Olbrzymie fale ludu poczęły odpływać ze wzgórza wawelskiego, długim wężem ciągnęły procesye i deputacye, a szeregi powozów i karet uwoziły uczestników uroczystości, w barwnych, malowniczych strojach. .
***
Koniec mszy nie oznaczał końca obowiązków nowego biskupa tego pamiętnego dnia.

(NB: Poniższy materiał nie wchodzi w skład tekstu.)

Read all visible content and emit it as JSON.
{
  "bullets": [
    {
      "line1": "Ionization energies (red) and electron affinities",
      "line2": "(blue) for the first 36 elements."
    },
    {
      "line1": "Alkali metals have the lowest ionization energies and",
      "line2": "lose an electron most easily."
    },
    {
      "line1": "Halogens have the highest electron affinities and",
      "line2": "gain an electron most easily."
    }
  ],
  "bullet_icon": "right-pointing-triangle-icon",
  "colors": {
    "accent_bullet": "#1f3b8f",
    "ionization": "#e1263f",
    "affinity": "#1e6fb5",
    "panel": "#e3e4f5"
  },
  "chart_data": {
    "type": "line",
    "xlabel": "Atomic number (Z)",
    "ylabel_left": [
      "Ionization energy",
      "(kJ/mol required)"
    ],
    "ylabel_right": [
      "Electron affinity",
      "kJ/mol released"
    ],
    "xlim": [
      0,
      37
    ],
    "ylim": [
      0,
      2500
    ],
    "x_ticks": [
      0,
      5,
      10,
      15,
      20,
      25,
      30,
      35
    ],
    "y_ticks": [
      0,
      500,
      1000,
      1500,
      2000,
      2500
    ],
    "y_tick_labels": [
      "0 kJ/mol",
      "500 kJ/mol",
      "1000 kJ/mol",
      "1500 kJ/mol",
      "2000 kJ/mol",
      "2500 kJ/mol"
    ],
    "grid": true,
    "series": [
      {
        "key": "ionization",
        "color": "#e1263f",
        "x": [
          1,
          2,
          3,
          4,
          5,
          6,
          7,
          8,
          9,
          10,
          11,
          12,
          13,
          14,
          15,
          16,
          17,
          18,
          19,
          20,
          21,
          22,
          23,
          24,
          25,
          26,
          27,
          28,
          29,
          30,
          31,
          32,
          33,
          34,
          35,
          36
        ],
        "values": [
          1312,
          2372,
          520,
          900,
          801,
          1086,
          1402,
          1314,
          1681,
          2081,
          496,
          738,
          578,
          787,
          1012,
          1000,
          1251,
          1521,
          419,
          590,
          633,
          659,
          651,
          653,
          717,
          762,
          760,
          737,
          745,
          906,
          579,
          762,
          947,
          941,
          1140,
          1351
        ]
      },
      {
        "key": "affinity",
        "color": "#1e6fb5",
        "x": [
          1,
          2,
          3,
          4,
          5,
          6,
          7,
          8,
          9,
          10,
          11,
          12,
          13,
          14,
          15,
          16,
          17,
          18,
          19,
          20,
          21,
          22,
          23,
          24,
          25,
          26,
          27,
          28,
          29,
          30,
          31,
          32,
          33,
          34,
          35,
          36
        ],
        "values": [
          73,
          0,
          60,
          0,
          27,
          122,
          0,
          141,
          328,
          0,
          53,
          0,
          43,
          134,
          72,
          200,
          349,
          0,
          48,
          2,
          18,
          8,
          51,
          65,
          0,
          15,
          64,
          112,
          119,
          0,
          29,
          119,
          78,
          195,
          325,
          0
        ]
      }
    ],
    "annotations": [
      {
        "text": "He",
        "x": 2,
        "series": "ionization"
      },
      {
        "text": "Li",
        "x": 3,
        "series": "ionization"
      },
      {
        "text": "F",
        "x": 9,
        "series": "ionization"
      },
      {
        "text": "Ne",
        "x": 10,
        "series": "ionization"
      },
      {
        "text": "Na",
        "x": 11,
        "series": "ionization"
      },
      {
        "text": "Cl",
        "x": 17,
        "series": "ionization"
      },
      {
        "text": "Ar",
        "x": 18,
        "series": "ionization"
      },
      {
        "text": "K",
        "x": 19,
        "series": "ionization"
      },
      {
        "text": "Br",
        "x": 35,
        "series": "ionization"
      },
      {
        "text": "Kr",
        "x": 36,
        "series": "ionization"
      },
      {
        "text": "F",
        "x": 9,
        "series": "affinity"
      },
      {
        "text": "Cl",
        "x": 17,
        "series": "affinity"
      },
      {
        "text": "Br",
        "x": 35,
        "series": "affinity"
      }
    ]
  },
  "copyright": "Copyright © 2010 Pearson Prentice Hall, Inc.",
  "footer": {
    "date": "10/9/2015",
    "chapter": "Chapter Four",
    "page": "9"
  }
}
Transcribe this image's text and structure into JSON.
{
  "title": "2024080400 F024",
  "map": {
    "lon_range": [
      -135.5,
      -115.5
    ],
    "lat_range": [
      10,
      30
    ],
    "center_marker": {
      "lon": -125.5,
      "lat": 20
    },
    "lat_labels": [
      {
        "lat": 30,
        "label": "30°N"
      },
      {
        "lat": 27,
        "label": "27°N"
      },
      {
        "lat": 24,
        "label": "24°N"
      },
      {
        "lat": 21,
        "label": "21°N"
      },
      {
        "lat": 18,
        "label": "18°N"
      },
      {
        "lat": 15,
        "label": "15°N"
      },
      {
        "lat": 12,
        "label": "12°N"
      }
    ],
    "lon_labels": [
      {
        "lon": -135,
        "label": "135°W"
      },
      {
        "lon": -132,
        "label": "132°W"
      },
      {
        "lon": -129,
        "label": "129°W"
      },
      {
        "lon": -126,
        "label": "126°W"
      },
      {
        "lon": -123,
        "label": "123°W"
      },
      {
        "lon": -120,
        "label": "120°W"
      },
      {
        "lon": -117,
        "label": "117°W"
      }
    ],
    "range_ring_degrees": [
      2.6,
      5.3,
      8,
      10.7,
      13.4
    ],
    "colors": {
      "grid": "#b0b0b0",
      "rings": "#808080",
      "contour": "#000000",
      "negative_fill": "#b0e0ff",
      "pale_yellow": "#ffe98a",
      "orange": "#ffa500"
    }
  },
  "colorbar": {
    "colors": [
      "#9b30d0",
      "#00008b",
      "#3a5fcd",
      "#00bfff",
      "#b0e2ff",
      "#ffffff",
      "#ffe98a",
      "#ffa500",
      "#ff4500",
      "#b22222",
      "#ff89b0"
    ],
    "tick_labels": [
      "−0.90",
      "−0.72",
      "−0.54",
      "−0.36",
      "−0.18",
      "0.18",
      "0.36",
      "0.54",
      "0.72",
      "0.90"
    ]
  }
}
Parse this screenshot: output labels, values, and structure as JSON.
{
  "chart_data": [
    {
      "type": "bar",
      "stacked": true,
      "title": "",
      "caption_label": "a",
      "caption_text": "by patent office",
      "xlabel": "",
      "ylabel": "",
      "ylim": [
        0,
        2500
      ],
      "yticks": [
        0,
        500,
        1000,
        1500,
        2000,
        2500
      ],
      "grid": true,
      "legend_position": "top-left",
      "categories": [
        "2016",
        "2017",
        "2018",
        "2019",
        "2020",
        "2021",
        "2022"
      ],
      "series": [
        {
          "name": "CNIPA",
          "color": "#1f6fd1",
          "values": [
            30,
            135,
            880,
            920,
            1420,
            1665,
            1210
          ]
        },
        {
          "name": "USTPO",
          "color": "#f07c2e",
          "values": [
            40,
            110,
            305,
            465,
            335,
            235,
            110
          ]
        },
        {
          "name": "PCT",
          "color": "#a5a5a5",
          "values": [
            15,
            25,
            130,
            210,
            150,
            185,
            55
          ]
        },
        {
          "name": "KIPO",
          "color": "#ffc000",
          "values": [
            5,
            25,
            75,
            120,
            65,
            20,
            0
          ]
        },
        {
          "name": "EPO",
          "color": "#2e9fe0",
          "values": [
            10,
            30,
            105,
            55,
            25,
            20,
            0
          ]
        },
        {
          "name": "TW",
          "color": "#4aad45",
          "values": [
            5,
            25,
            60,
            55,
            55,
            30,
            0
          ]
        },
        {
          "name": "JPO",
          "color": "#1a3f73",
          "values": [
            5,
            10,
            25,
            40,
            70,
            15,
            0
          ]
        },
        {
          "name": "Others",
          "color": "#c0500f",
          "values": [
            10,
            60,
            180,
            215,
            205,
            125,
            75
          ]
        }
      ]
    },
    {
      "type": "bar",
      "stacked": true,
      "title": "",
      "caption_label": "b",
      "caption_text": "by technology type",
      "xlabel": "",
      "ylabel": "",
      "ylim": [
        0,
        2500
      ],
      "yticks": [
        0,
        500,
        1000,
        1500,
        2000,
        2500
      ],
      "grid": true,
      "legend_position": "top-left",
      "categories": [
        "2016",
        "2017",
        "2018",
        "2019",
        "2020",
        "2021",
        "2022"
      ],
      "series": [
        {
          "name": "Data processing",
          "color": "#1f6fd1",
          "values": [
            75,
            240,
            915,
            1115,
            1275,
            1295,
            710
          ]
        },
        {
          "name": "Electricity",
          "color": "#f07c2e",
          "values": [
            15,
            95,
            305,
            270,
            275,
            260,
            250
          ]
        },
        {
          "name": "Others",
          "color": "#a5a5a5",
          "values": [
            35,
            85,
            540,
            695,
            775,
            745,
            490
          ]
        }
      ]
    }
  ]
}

Po ingresie – „nie bacząc na znużenie” – pojechał bp. Sapieha do klasztoru Sióstr Miłosierdzia, gdzie podjął obiadem 150 ubogich. Drugi taki obiad – również dla 150 osób – odbył się w Domu Pracy na Kazimierzu. Biskup odwiedził również klasztor księży Misjonarzy na Stradomiu, w którym po południu wydał obiad dla duchowieństwa.
Wieczorem w pałacu biskupim odbył się kolejny obiad dla ponad 200 gości: przedstawicieli władz, duchowieństwa i obywatelstwa ze wszystkich dzielnic Polski. Wygłoszono szereg toastów. Obszernie opisujący uroczystość „Czas” zamieścił także menu z obiadu. Podano m.in. barszcz klarowny, szynkę na gorąco, fromage z drobiu, szparagi po polsku, lody, sery i deser.
Adam Stefan Sapieha stał na czele krakowskiego Kościoła przez 39 lat, do śmierci w 1951 r. i był jedną z najważniejszych postaci polskiego Kościoła w XX w.